What makes a simple math problem dangerous enough to warn young mathematicians away from it? That's the question at the heart of Derek Muller's exploration of the Collatz Conjecture — a problem so infamous that "if someone admits in public that they're working on it, there's something wrong with them." The piece immediately establishes its stakes: this isn't just an abstract puzzle. It's a mathematical time sink that has swallowed careers and reputations.

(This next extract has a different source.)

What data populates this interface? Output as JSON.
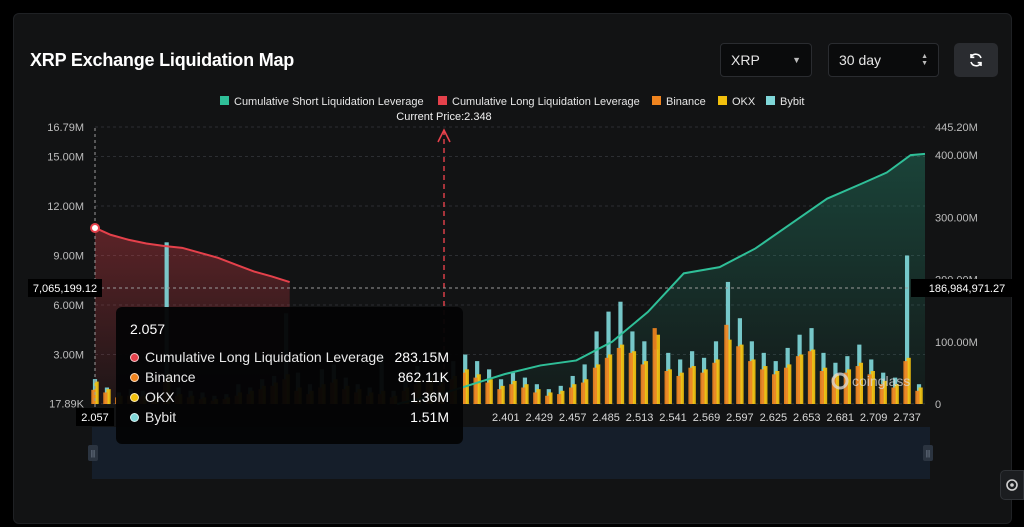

Muller explains the mechanism simply: pick any number, apply two rules depending on whether it's odd or even — multiply by three and add one if odd, divide by two if even. The conjecture posits that every positive integer will eventually end up in what he calls the "4-2-1 Loop." For 26, it takes just 10 steps to reach one. But for 27? That innocent-looking number climbs "all the way up to 9,232 — higher than Mount Everest" before falling back down, taking 111 steps to do so.
The pattern is randomness — like flipping a coin each step, if the coin is heads the line goes up, tails it goes down.
The piece's most compelling evidence comes from Muller quoting Jeffrey Lagarias, "the world Authority on 3x+1," who pulled him aside as a senior in college and said: "Don't do this. Don't work on this problem if you want to have a career." This warning alone tells us something about the magnetic pull of the conjecture — mathematicians who ignore it have found nothing but frustration.
The Evidence That Almost All Numbers Behave
Muller walks through several analytical approaches, but the most powerful is Terry Tao's 2019 proof. Muller writes that Tao "showed 3x+1 obeys even stricter criteria" — specifically that almost all numbers will end up smaller than any arbitrary function f(x), no matter how slowly that function grows. In public comments, Tao said this is "about as close as one can get to the Collatz Conjecture without actually solving it."
This is remarkable because it's the strongest partial result available: mathematically rigorous evidence that almost all sequences shrink, yet none of this constitutes a proof for every number.
The piece also introduces Benford's Law — the distribution of leading digits that appears across many natural datasets. Muller shows that hailstone numbers obey this law, with roughly 30% of numbers starting with 1, decreasing to fewer than 5% starting with 9. It's a beautiful pattern, but as Muller notes: "Benford's Law can't tell us whether all numbers will end up in the 4-2-1 Loop."
The Negative Numbers Reveal Something Strange
One of the piece's most fascinating twists is what happens when you apply the same rules to negative numbers. Muller explains that for positive integers, we haven't found any loop other than 4-2-1 — but "there are not one Loop, not two Loops, but three independent Loops" on the negative side. They start at low values like -7 and -5.
This asymmetry is strange: why should there be disconnected loops on the negative side of the number line but not on the positive side? The piece doesn't fully answer this question, leaving it as a tantalizing mystery that makes the conjecture even more compelling.
Why Can't We Prove It?
The core of Muller's argument addresses the elephant in the room: if we've tested every number up to 2^68 — that's 295 quintillion numbers — why hasn't anyone found a counterexample? The answer is simple but unsettling: "for all inputs, saying that the machine has transformed every input up to this 68 Square tape down to one should not give you a lot of confidence."
The piece cites another historical example: the Pell conjecture proposed in 1919 asserted that the majority of natural numbers have an odd number of prime factors. It was eventually proven false by Brian Hasselgrove in 1958 — and the counterexample was approximately 10^340 times larger than all numbers ever tested for Collatz.
Critics might note this seems like a weak argument for hope, but Muller frames it correctly: we simply don't know if there's a counterexample lurking far beyond our reach. The absence of evidence is not evidence of absence — and that's precisely what makes the conjecture so maddening.
Bottom Line
Muller delivers a compelling piece that balances mathematical rigor with narrative pull. The strongest section is his explanation of Tao's proof — technically sophisticated but clearly communicated. His weakest move is perhaps the implied conclusion that testing up to 2^68 means we should be confident: mathematically, that's not confidence at all, it's just a very wide river that hasn't yet found an exit.
What makes this piece work is its willingness to show uncertainty as a feature rather than a bug — admitting that almost all numbers behave doesn't prove all numbers behave. The Collatz Conjecture remains exactly what Muller presents it as: simple, beautiful, and utterly unsolved.